Samtools mpileup (GVA14)

The utility of samtools mpileup

The samtools mpileup command can form the basis of a basic genotyper directly.

 

The command itself essentially transposes a bam file.  The rows of a sam/bam file are oriented around reads and give you very little context of the reference.  samtools mpileup rows are oriented around genome coordinates with information about all reads (base-pairs really) underlying that position.

 

Start with the basic command and see what it does on one of the BAM files (head gives us just the first 10 lines):

samtools mpileup NA12892.chrom20.ILLUMINA.bwa.CEU.exome.20111114.bam | head

You'll see that the second to last field is what we're after.  The period "." and comma "," marks indicate that a read was present matching the reference - "." if the read is on the forward strand, "," if the read is on the reverse strand.  A/a, C/c, G/g, or T/t will be printed when a read contains that base (upper case = forward strand, lower case = reverse strand).  There are special characters indicating the start and end of reads.  You can also get the base quality scores out if you'd like too (last column).  Here is the full format specification.

 

Now add information about the reference and notice that you now have the reference base:

samtools mpileup -f ref/hs37d5.fa NA12892.chrom20.ILLUMINA.bwa.CEU.exome.20111114.bam | head

 

You see from these first few lines that there aren't many base-pairs at each location.  That's because the read coverage is very low there.  Let's add a filter using awk that requires there to be at least 5 reads over a location.  This is easy because the fourth column contains the read depth at that location:

samtools mpileup -f ref/hs37d5.fa NA12892.chrom20.ILLUMINA.bwa.CEU.exome.20111114.bam | tr /acgt/ /ACGT/ | awk '{if ($4>5) {print $2"\t"$3"\t"$5}}' | head

For good measure, I've also capitalized all the base-pairs (I don't care about strand information for the moment) and I'm only printing out the chromosome 20 location ($2), the reference base ($3), and the pileup of bases at that location ($5).

 

Now, I'd like to only look at lines that have variants.  I'd like to skip spurious sequencing errors, so I'll add one more awk command that counts the number of alternate base-pairs at a location and only prints out the line of the total alternate base-pairs are at least 40% of the read depth at that location (I've also added linux line continuation characters ("\") to separate this one command across many lines so you can read it more clearly:

samtools mpileup -f ref/hs37d5.fa NA12878.chrom20.ILLUMINA.bwa.CEU.exome.20111114.bam | tr /acgt/ /ACGT/ | \
   awk '{if ($4>5) {print $2"\t"$3"\t"$5}}' | \
   awk '{m=0; \
      for (i=1;i<=length($3);i++) {\
         char=substr($3,i,1); \
         if ($2!=char&&(char=="A"||char=="C"||char=="G"||char=="T")) {
            m++\
 }\
 } \
      if (m>0.4*length($3)) {print $0"\t"m} \
   }'  | head

 

Now, redirect that to a file and check to see how concordant it is with your samtools or GATK output!

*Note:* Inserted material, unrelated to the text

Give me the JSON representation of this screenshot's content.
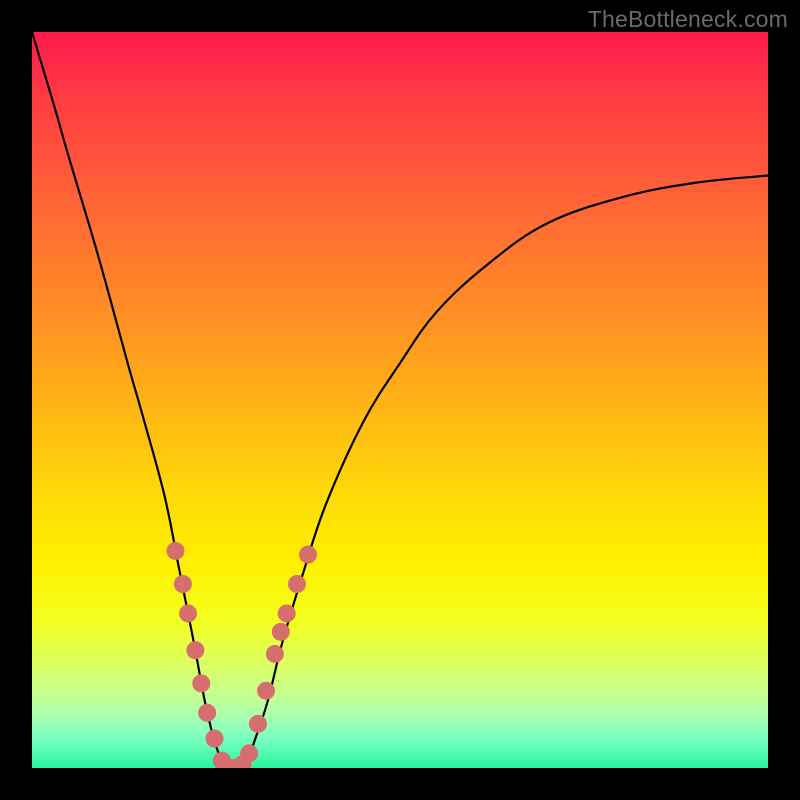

 Some useful one-liners to compare variant calls...
# Some reformatting so comm will work well:
cat all.samtools.vcf | awk '{print $2"AAAAAA"}' | sort > all.samtools.gt
cat all.GATK.vcf | awk '{print $2"AAAAAA"}' | sort > all.gatk.gt 
cat NA*.gt | awk '{print $1"AAAAAA"}' | sort | uniq > all.awk.gt
 
# Add some awk to tally things up:
comm all.samtools.gt all.gatk.gt | awk 'BEGIN {print "Only in samtools\tOnly in GATK\tIn both"; FS="\t"} {i[NF]++} END {print i[1]"\t"i[2]"\t"i[3]}'
comm all.awk.gt all.gatk.gt | awk 'BEGIN {print "Only in AWK calls\tOnly in GATK\tIn both"; FS="\t"} {i[NF]++} END {print i[1]"\t"i[2]"\t"i[3]}'
comm all.awk.gt all.samtools.gt | awk 'BEGIN {print "Only in AWK calls\tOnly in samtools\tIn both"; FS="\t"} {i[NF]++} END {print i[1]"\t"i[2]"\t"i[3]}'

 

Exercise left to the reader - what's the effect of variant quality score to this concordance question?